One person died at KMCO LLC's site and two more were flown via helicopter to hospitals on Tuesday after a transfer line ignited in the area of a tank containing isobutylene, a flammable liquid gas, that caught fire, Harris County Sheriff Ed Gonzalez said. An adjacent warehouse containing dry chemicals also caught fire, he said.
Neither Gonzalez nor other law enforcement and emergency management officials knew what the dry chemicals in the burning warehouse were when they spoke to reporters early Tuesday afternoon other than identifying them as "dry combustibles." Officials said they were awaiting a list of those chemicals from KMCO LLC.
Isobutylene is a colorless liquefied flammable gas used to manufacture methyl tert-butyl ether (MTBE), fuel additives and a type of rubber, among other products.
A huge smoke plume emerging from the KMCO fire could be seen for miles and was reminiscent of the March 17 fire at a naphtha tank at Intercontinental Terminals Co.'s tank farm that ultimately reached 11 tanks.
The ITC fire prompted shelter-in-place orders in multiple cities and snarled Houston Ship Channel traffic for days when a dike collapse leaked benzene-rich pyrolysis gas into the waterway.
The ITC fire was extinguished March 20, then briefly re-ignited on March 22. It caused no serious injuries.
The KMCO fire also prompted shelter-in-place orders at three nearby school districts for several hours.
Officials said crews brought foam tanks from the ITC fire site to KMCO to help quell its flames on Tuesday.
Efforts to reach the company directly were unsuccessful on Tuesday as calls were directed back to its automated answering system.

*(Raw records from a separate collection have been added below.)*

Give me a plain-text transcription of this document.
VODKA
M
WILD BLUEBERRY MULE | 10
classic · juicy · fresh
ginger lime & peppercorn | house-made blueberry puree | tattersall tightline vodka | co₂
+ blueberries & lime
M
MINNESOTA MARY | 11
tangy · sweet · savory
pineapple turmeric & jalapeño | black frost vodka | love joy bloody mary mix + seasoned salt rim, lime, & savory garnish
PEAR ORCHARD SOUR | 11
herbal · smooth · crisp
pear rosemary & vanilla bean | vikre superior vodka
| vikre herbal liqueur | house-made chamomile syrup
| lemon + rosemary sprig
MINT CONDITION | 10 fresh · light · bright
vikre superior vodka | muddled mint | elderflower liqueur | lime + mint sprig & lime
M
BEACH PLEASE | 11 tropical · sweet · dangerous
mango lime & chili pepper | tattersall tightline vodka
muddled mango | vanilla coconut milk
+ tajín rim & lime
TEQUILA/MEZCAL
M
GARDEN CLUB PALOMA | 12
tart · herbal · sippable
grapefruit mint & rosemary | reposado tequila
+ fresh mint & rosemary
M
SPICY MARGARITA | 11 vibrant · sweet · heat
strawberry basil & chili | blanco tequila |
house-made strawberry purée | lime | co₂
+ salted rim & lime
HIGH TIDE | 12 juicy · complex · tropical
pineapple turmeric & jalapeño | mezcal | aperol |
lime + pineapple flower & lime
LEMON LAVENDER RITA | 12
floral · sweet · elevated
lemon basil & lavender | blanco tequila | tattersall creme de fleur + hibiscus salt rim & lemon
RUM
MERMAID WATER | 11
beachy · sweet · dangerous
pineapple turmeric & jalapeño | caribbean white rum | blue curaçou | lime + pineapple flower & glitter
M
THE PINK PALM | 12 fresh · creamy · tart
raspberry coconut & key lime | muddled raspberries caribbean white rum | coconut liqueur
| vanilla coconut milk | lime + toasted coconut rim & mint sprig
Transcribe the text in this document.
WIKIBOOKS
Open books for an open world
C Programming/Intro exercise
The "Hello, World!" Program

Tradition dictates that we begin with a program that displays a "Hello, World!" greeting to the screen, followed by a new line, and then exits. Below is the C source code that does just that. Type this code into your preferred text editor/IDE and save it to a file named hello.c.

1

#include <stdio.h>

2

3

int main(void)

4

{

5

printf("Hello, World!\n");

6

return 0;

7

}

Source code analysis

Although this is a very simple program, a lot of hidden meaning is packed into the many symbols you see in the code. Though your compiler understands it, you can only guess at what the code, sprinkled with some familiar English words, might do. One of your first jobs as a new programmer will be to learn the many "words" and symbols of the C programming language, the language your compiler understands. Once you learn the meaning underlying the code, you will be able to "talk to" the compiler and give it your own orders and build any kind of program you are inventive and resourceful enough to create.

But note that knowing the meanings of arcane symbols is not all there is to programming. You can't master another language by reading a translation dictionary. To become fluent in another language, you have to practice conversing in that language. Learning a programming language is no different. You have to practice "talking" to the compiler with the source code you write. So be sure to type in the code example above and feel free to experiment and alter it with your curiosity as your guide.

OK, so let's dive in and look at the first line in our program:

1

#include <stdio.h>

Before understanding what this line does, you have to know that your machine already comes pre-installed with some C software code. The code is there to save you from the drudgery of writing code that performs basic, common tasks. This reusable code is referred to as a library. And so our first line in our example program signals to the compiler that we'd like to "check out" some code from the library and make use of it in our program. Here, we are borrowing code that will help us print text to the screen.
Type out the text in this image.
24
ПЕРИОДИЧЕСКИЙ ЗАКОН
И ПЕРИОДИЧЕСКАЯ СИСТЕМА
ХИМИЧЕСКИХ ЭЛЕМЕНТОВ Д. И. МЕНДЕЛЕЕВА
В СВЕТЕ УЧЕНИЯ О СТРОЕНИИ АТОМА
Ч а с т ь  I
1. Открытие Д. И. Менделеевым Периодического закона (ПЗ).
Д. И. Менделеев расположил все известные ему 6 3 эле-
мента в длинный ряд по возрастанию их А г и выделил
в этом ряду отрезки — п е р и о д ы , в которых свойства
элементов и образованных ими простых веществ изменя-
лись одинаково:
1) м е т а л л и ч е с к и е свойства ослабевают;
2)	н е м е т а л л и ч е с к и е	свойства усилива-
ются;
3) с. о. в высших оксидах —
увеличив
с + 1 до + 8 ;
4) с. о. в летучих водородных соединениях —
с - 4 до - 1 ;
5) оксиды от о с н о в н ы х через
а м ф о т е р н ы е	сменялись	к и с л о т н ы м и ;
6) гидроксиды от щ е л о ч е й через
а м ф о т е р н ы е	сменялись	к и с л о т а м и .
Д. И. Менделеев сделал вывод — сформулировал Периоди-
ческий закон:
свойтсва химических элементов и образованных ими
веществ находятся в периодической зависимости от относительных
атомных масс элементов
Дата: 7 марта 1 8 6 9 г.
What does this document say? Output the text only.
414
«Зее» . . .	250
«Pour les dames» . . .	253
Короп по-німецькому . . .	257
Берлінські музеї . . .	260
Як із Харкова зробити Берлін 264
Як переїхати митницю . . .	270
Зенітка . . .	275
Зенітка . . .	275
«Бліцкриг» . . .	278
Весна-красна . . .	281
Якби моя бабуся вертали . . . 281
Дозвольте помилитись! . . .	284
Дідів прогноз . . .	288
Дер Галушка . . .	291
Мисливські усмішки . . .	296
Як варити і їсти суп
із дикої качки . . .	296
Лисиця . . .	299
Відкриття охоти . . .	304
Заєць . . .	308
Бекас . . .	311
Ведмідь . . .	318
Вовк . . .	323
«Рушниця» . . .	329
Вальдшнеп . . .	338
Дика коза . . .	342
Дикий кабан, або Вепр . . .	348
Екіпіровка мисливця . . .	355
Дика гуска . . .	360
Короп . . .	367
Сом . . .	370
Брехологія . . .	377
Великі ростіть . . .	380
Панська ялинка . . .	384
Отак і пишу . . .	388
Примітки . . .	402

KMCO produces various glycol products, including monoethylene glycol (MEG), diethethylene glycol (DEG) and triethylene glycol (TEG). MEG is a feedstock for polyester resins and fibers as well as antifreeze, coolants and aircraft de-icers. DEG is used to make polyester resins, polyurethanes and plasticizers, and TEG is used as a plasticizer for vinyl polymers.
KMCO also makes antifreeze and coolants, brake fluids, additives used in oil and gas production. In addition, the company is a toll processor, which involves making chemicals to customer specifications, according to its website.
The plant in Crosby, Texas, is about a mile away from French chemical manufacturer Arkema's plant that severely flooded during Hurricane Harvey's assault in 2017, which took out electricity and allowed volatile organic peroxides to warm up and ignite. Arkema's site remains shut down.
The KMCO fire and explosion were under investigation, authorities said.